The procedure where the node B 102 transfers the burst data transmitted from the node A 100 to the node D 106 or the node E 108 was explained in the above description. However, the node B 102 may either be a destination of the burst data generated in the node A 100, or may generate burst data to be transmitted to the node D 106 or the node E 108. In other words, the node B 102 may be a core node or may have a function of an edge node.
In case of the node B, however, there occurs a case where both the node A and the node C attempt to send burst data simultaneously to the node D. In this case, since the node B cannot transfer both transferred burst data from nodes A and C to the node D at the same time, the node B selects the burst data from one of the nodes A and C and transmits that burst data first. Thereafter, the burst data from the node that was not selected is transmitted after a certain time, so that the burst data can be prevented from being lost.

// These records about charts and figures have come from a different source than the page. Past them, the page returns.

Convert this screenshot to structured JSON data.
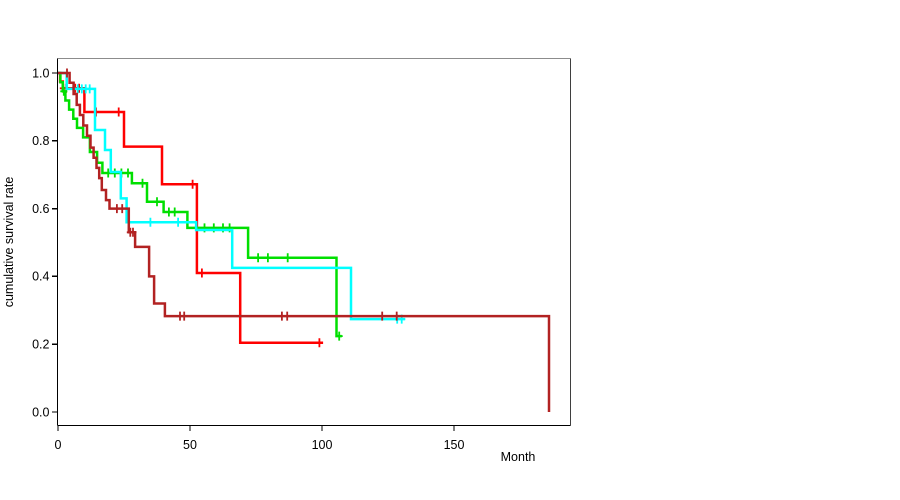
{
  "figure": {
    "background": "#ffffff"
  },
  "chart_data": {
    "type": "line",
    "subtype": "kaplan-meier-step-survival",
    "title": "",
    "xlabel": "Month",
    "ylabel": "cumulative survival rate",
    "x_ticks": [
      0,
      50,
      100,
      150
    ],
    "y_ticks": [
      0.0,
      0.2,
      0.4,
      0.6,
      0.8,
      1.0
    ],
    "xlim": [
      0,
      194
    ],
    "ylim": [
      -0.04,
      1.04
    ],
    "grid": false,
    "legend": "none",
    "frame": {
      "axis_color": "#000000",
      "box_top_color": "#8c8c8c",
      "box_right_color": "#3f3f3f"
    },
    "series": [
      {
        "name": "red",
        "color": "#ff0000",
        "line_width": 2.5,
        "points": [
          [
            0,
            1.0
          ],
          [
            0.8,
            0.975
          ],
          [
            1.8,
            0.955
          ],
          [
            10,
            0.885
          ],
          [
            25,
            0.783
          ],
          [
            39.4,
            0.672
          ],
          [
            52.6,
            0.41
          ],
          [
            69,
            0.204
          ]
        ],
        "end_month": 100.4,
        "censors": [
          [
            2.0,
            0.955
          ],
          [
            3.1,
            0.955
          ],
          [
            6.5,
            0.955
          ],
          [
            8.0,
            0.955
          ],
          [
            14.4,
            0.885
          ],
          [
            23,
            0.885
          ],
          [
            51,
            0.672
          ],
          [
            54.5,
            0.41
          ],
          [
            99,
            0.204
          ]
        ]
      },
      {
        "name": "green",
        "color": "#00df00",
        "line_width": 2.5,
        "points": [
          [
            0,
            1.0
          ],
          [
            0.9,
            0.973
          ],
          [
            1.8,
            0.946
          ],
          [
            2.8,
            0.919
          ],
          [
            4.2,
            0.892
          ],
          [
            5.8,
            0.865
          ],
          [
            7.2,
            0.838
          ],
          [
            9.5,
            0.81
          ],
          [
            12.1,
            0.767
          ],
          [
            14.8,
            0.735
          ],
          [
            16.8,
            0.705
          ],
          [
            28,
            0.675
          ],
          [
            33.7,
            0.62
          ],
          [
            40,
            0.59
          ],
          [
            49,
            0.543
          ],
          [
            72,
            0.455
          ],
          [
            105.5,
            0.224
          ]
        ],
        "end_month": 107.5,
        "censors": [
          [
            2.2,
            0.946
          ],
          [
            19,
            0.705
          ],
          [
            21.5,
            0.705
          ],
          [
            24,
            0.705
          ],
          [
            26.5,
            0.705
          ],
          [
            32,
            0.675
          ],
          [
            37.5,
            0.62
          ],
          [
            42,
            0.59
          ],
          [
            44.2,
            0.59
          ],
          [
            55.5,
            0.543
          ],
          [
            59,
            0.543
          ],
          [
            62.5,
            0.543
          ],
          [
            65,
            0.543
          ],
          [
            75.8,
            0.455
          ],
          [
            79.5,
            0.455
          ],
          [
            87,
            0.455
          ],
          [
            106.5,
            0.224
          ]
        ]
      },
      {
        "name": "cyan",
        "color": "#00ffff",
        "line_width": 2.5,
        "points": [
          [
            0,
            1.0
          ],
          [
            3.3,
            0.953
          ],
          [
            14,
            0.832
          ],
          [
            17.8,
            0.773
          ],
          [
            20,
            0.708
          ],
          [
            23.8,
            0.63
          ],
          [
            26,
            0.56
          ],
          [
            52.3,
            0.537
          ],
          [
            66,
            0.425
          ],
          [
            111,
            0.274
          ]
        ],
        "end_month": 131.5,
        "censors": [
          [
            6,
            0.953
          ],
          [
            7.5,
            0.953
          ],
          [
            9,
            0.953
          ],
          [
            10.5,
            0.953
          ],
          [
            12,
            0.953
          ],
          [
            35,
            0.56
          ],
          [
            45.5,
            0.56
          ],
          [
            128.5,
            0.274
          ],
          [
            130.2,
            0.274
          ]
        ]
      },
      {
        "name": "dark-red",
        "color": "#b22222",
        "line_width": 2.5,
        "points": [
          [
            0,
            1.0
          ],
          [
            4.4,
            0.971
          ],
          [
            5.9,
            0.938
          ],
          [
            7.1,
            0.906
          ],
          [
            8.3,
            0.876
          ],
          [
            9.6,
            0.845
          ],
          [
            11,
            0.815
          ],
          [
            12.3,
            0.78
          ],
          [
            13.5,
            0.75
          ],
          [
            14.6,
            0.72
          ],
          [
            15.6,
            0.69
          ],
          [
            16.6,
            0.655
          ],
          [
            18.2,
            0.625
          ],
          [
            19.5,
            0.6
          ],
          [
            26.8,
            0.53
          ],
          [
            29.2,
            0.487
          ],
          [
            34.5,
            0.4
          ],
          [
            36.4,
            0.32
          ],
          [
            40.5,
            0.283
          ],
          [
            186,
            0.0
          ]
        ],
        "end_month": 186,
        "censors": [
          [
            3.4,
            1.0
          ],
          [
            22.3,
            0.6
          ],
          [
            24.3,
            0.6
          ],
          [
            27.4,
            0.53
          ],
          [
            28.4,
            0.53
          ],
          [
            46.2,
            0.283
          ],
          [
            47.8,
            0.283
          ],
          [
            84.8,
            0.283
          ],
          [
            86.8,
            0.283
          ],
          [
            122.8,
            0.283
          ],
          [
            128.3,
            0.283
          ]
        ]
      }
    ]
  }
}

Data input to the optical burst switching network can be generally divided into two types: data of constant bit rate (CBR), such as voice data, and data of variable bit rate (VBR), such as packet data. The data of constant bit rate should be received in the receiving-end with the same bit rate as that of data transmitted in the transmitting-end.

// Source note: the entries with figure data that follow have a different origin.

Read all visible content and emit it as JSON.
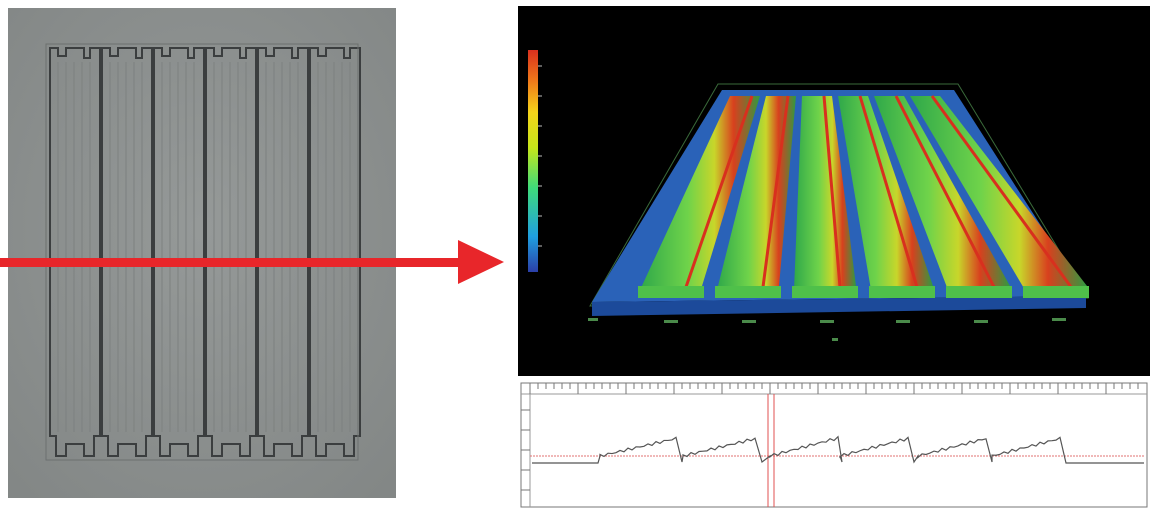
{
  "figure": {
    "micrograph": {
      "channel_count": 6,
      "background_color": "#8e9291",
      "line_color": "#3b3e3f"
    },
    "arrow": {
      "color": "#e8262a",
      "direction": "right"
    },
    "height_map_3d": {
      "background_color": "#000000",
      "colorbar_colors": [
        "#2b3fa8",
        "#1f9fe0",
        "#3fdc7a",
        "#c6e61a",
        "#f5d41a",
        "#f07a1a",
        "#d8301e"
      ],
      "ridge_count": 6
    },
    "profile_plot": {
      "trace_color": "#555555",
      "reference_line_color": "#e07070",
      "cursor_color": "#e05050",
      "background_color": "#ffffff"
    }
  }
}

FIG. 2 is a view showing a bit rate of data received in an optical burst switching network. Referring to FIG. 2, an optical burst switching network includes an ingress edge node (node A), an egress edge node (node D) and core nodes (node B, node C) that are also edge nodes. The nodes constructing the optical burst switching network have their own natural frequencies (the number of clocks per unit time). As shown in FIG. 2, natural frequencies of node A, node B, node C and node D are fa, fb, fc and fd, respectively. Since phase may be represented by integrating the frequency, phase, frequency and the number of clocks per unit time are all regarded as having the same meaning, hereinafter.
Referring to FIG. 2, it is noted that phases of data output from the node A, data output from the node C, data input into a damper (not shown) constructing the node D, and data output from the node D are different from one another. As described above, data of a constant bit rate should be transmitted at a fixed rate. However, a bit rate of data input into the optical burst switching network is different from that of data output therefrom. Such a problem is due to the characteristic of the optical burst switching network as well as differences of the natural frequencies of nodes. That is, the optical burst switching network does not transmit circuit data but transmits data by burst consisted of a plurality of packets. Accordingly, the packet data that are received first should be on standby (delayed) until other data is received. Further, in case that the core node has no link available for transmission of the burst data, the burst data is placed on the standby in the core node for a certain time. As such, the data transmitted to the optical burst switching network is delayed for various reasons, and the constant bit rate cannot be guaranteed for such reasons.